Entstanden ist das Projekt der Co-Carts im Rahmen der Künstlerresidenz 2020 von Lungomare und dem römischen Architekturkollektiv orizzontale. Inspiration holte sich orizzontale von gemeinnützigen Bozner Organisationen wie Spazio autogestito 77, Fridays for Future South Tyrol und Vivi Maso della Pieve/Officine Vispa. Architektin Nasrin Mohiti Asli ist Teil des Architekturkollektivs. Im Interview erzählt sie, welche Idee hinter den Co-Carts steckt und wie öffentlicher Raum gestaltet sein soll.
Wie seid ihr an das Projekt Co-Carts herangegangen?

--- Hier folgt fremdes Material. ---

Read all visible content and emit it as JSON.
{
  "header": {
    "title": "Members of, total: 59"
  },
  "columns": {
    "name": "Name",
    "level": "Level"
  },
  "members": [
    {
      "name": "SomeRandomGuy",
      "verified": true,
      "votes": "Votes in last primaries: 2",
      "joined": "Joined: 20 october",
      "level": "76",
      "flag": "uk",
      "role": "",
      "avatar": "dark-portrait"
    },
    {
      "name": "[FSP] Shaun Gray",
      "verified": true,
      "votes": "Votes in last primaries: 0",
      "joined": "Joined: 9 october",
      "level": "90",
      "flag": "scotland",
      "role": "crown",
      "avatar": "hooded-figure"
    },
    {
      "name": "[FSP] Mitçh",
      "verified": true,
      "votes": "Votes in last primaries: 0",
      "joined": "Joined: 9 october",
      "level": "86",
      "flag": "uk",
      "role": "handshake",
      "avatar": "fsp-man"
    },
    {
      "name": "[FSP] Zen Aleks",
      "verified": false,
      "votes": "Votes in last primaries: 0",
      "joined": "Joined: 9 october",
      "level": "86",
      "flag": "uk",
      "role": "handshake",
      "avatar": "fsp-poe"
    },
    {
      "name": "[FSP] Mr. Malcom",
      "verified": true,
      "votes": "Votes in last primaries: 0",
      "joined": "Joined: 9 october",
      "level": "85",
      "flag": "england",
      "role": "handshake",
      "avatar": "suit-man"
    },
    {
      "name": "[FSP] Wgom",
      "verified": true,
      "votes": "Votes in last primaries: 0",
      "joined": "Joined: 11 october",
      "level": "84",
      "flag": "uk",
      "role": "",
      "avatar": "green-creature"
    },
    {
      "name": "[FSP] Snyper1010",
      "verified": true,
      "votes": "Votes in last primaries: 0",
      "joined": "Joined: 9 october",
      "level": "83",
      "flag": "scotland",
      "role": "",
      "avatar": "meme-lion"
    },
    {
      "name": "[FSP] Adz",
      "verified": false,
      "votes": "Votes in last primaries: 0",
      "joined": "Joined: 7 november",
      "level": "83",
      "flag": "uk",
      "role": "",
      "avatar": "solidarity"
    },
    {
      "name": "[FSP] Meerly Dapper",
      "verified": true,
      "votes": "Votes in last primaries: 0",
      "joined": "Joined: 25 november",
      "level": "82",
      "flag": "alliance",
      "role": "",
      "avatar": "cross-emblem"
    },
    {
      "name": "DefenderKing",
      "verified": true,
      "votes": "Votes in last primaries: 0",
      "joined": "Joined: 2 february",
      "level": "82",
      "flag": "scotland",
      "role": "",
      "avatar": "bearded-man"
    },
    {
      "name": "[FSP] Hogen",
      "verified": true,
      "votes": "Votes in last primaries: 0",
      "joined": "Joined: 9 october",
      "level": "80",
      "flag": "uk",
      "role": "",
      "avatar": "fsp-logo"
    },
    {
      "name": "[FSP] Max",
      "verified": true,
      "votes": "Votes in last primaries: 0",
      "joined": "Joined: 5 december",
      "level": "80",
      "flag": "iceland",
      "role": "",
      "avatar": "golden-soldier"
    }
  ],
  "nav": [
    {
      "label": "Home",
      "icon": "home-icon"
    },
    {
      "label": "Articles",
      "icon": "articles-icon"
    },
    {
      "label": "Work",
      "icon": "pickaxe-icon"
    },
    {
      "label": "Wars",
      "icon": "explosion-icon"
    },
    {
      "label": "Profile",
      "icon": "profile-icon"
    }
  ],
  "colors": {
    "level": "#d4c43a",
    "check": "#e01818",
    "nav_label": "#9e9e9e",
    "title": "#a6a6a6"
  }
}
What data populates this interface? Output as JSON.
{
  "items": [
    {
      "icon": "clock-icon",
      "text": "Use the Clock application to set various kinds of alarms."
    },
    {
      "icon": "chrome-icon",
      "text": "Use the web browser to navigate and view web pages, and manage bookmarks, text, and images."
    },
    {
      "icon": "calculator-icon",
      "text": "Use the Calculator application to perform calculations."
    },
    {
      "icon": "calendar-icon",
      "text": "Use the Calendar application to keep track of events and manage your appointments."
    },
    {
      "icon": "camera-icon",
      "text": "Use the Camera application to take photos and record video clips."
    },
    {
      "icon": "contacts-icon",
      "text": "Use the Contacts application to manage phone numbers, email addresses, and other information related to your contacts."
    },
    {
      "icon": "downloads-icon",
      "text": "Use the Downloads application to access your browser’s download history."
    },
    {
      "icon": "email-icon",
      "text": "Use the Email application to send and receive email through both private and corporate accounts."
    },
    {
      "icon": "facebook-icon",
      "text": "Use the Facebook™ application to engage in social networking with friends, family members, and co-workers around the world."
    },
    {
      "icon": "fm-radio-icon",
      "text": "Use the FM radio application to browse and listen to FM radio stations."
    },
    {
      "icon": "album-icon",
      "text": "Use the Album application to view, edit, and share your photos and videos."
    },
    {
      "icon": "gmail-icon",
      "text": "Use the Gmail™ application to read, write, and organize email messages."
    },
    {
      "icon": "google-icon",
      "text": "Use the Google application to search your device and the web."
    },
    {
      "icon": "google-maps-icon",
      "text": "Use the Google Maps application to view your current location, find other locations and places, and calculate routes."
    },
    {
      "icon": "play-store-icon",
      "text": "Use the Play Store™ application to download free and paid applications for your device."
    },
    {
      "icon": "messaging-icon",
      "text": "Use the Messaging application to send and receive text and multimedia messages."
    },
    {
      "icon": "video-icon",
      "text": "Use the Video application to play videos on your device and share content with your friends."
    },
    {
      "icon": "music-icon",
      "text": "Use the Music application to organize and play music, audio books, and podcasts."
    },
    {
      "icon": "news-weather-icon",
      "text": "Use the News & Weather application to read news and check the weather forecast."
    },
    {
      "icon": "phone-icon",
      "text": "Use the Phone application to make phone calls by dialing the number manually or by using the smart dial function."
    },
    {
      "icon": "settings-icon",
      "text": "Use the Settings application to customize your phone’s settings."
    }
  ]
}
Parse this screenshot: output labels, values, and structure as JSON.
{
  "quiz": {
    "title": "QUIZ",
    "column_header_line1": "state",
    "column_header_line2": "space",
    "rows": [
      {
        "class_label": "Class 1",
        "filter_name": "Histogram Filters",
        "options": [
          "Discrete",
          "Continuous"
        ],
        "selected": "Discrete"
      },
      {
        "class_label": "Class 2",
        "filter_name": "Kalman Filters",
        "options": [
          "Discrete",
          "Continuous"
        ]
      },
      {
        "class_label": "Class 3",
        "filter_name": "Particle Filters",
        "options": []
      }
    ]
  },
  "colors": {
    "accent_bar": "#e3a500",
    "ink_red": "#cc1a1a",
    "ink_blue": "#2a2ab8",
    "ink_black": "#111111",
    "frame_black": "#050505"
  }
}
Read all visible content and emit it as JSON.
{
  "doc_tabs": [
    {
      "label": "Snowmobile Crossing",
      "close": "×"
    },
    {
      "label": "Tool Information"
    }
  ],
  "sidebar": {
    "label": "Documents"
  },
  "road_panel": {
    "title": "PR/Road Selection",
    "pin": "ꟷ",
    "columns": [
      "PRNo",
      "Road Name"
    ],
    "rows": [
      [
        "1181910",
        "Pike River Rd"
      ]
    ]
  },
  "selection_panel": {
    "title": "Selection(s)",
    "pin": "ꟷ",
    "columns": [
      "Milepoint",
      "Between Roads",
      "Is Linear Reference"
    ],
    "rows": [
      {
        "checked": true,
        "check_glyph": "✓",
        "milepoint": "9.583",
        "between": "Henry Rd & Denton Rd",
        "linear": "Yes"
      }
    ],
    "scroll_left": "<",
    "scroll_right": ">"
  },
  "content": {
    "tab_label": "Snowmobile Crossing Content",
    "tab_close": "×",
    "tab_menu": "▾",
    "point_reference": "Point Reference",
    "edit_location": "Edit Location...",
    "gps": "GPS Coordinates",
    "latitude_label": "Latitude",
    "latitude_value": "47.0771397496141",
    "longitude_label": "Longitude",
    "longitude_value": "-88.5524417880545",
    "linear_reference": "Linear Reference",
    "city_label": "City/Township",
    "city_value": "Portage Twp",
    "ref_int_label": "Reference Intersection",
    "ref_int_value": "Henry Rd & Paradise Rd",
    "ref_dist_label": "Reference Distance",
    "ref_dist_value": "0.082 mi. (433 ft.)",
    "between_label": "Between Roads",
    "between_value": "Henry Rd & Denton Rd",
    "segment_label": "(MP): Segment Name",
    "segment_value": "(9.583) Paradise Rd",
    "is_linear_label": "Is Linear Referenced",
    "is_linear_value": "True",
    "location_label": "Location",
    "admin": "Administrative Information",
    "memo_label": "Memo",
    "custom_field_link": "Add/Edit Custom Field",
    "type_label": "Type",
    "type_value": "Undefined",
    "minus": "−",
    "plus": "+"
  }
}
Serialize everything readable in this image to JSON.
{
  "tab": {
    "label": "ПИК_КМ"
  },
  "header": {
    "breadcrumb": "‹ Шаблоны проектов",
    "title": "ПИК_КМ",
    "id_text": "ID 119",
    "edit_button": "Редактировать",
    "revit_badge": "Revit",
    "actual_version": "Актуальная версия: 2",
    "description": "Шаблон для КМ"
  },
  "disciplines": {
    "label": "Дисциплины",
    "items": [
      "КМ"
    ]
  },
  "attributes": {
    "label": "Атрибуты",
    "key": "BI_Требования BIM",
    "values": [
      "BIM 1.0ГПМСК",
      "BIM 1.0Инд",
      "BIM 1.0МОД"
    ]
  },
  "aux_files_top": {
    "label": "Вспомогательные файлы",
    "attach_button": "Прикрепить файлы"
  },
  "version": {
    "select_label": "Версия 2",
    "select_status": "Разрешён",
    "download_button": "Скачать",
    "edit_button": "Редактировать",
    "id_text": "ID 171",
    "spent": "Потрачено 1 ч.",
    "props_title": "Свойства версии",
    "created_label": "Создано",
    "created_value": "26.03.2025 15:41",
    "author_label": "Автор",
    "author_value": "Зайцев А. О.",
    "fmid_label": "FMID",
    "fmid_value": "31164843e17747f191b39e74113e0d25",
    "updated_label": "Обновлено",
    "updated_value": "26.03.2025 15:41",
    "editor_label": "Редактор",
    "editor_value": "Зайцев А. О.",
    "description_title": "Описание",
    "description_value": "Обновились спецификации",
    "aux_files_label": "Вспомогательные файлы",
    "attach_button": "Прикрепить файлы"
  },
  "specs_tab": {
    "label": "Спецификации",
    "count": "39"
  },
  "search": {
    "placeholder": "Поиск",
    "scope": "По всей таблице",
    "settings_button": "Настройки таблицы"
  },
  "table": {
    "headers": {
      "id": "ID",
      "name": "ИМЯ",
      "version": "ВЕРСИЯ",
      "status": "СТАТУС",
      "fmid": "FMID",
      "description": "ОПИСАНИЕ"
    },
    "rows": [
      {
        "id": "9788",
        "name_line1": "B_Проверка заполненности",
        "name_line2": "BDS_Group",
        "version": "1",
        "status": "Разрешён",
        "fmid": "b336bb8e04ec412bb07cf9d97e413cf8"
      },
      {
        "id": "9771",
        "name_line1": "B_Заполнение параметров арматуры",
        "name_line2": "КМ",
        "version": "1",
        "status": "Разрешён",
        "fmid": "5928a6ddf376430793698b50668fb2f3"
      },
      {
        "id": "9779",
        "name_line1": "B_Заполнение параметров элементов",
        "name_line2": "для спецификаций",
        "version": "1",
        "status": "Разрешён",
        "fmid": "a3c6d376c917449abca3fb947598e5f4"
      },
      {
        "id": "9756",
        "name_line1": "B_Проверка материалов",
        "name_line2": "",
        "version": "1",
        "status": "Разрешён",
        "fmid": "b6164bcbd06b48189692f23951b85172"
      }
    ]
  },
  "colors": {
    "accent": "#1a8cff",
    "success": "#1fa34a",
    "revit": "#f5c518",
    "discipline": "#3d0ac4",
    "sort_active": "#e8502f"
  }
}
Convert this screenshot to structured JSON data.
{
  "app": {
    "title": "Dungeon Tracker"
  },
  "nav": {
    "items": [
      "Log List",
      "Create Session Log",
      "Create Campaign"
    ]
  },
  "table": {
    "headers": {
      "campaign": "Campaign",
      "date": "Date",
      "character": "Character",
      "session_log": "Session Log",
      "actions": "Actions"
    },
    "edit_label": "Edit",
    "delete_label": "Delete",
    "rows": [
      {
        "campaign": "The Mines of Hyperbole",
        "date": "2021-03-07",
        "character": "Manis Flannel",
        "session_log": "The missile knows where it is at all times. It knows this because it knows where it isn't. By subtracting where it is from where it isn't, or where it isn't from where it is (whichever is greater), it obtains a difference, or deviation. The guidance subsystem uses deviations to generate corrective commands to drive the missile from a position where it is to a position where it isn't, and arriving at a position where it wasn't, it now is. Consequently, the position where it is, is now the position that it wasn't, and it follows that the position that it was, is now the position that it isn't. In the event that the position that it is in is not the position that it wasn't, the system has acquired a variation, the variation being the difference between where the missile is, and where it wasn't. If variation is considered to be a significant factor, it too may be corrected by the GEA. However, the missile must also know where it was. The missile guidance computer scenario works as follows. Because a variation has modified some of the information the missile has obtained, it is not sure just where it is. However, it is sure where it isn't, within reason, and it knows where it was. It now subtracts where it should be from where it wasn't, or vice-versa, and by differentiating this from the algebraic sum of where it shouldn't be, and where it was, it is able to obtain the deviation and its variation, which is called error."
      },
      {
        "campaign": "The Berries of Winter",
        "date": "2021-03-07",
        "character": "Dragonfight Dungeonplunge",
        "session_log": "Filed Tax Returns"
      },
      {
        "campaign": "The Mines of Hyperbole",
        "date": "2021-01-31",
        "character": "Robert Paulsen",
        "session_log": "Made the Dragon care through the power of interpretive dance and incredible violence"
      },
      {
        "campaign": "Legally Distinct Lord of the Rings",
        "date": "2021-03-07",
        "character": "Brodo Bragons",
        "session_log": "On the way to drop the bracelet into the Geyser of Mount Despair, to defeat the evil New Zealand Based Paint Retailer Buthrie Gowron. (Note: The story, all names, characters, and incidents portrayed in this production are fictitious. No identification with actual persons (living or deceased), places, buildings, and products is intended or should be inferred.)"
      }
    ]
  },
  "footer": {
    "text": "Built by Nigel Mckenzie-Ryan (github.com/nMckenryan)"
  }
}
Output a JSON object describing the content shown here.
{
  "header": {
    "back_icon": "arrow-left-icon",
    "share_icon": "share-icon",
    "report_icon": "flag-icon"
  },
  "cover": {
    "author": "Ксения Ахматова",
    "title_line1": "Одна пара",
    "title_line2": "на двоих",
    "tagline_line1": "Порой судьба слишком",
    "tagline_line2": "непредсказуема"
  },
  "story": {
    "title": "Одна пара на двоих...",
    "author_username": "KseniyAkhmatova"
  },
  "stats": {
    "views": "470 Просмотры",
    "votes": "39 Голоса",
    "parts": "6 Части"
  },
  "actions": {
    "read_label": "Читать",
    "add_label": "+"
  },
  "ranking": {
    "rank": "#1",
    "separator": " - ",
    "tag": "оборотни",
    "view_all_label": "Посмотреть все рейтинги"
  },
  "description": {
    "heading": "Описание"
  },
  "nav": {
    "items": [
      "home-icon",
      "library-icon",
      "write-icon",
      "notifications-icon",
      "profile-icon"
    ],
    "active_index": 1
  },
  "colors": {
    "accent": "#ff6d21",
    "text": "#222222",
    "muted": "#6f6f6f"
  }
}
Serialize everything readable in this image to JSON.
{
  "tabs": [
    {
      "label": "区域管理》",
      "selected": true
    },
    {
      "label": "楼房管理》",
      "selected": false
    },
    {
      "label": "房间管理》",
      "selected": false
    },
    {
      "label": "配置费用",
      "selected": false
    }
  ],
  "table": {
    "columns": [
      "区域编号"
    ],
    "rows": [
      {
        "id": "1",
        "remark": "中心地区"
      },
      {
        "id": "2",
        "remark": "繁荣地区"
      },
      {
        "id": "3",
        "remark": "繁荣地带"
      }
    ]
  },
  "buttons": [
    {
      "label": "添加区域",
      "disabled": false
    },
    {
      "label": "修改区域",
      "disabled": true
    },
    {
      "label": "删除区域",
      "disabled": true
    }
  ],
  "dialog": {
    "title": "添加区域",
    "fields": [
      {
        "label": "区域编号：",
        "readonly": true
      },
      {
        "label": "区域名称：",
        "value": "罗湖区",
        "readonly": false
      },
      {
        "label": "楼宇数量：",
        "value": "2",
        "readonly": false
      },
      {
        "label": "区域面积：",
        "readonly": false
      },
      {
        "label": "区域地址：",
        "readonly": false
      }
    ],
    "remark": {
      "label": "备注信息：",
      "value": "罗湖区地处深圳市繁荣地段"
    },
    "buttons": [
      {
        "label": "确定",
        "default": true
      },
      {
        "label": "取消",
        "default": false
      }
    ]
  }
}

In Bozen trafen wir verschiedene Organisationen. Lungomare stellte uns Personen aus der Architektur und Urbanistik sowie Bücher und Zeitschriften über Bozen vor. Es stellte sich heraus, dass Bozen eine Stadt mit vielen Zentren ist. Die Talferwiesen sind allerdings besonders: Dort gehen alle Personen hin, egal ob sie die deutsche oder italienische Sprache sprechen, ob sie in Bozen geboren wurden oder nicht. Das ist eine Besonderheit, denn viele Menschen in Bozen verlassen ihr Viertel kaum. Auch das haben wir in unseren Gesprächen erfahren.
Über was habt ihr mit den Organisationen gesprochen?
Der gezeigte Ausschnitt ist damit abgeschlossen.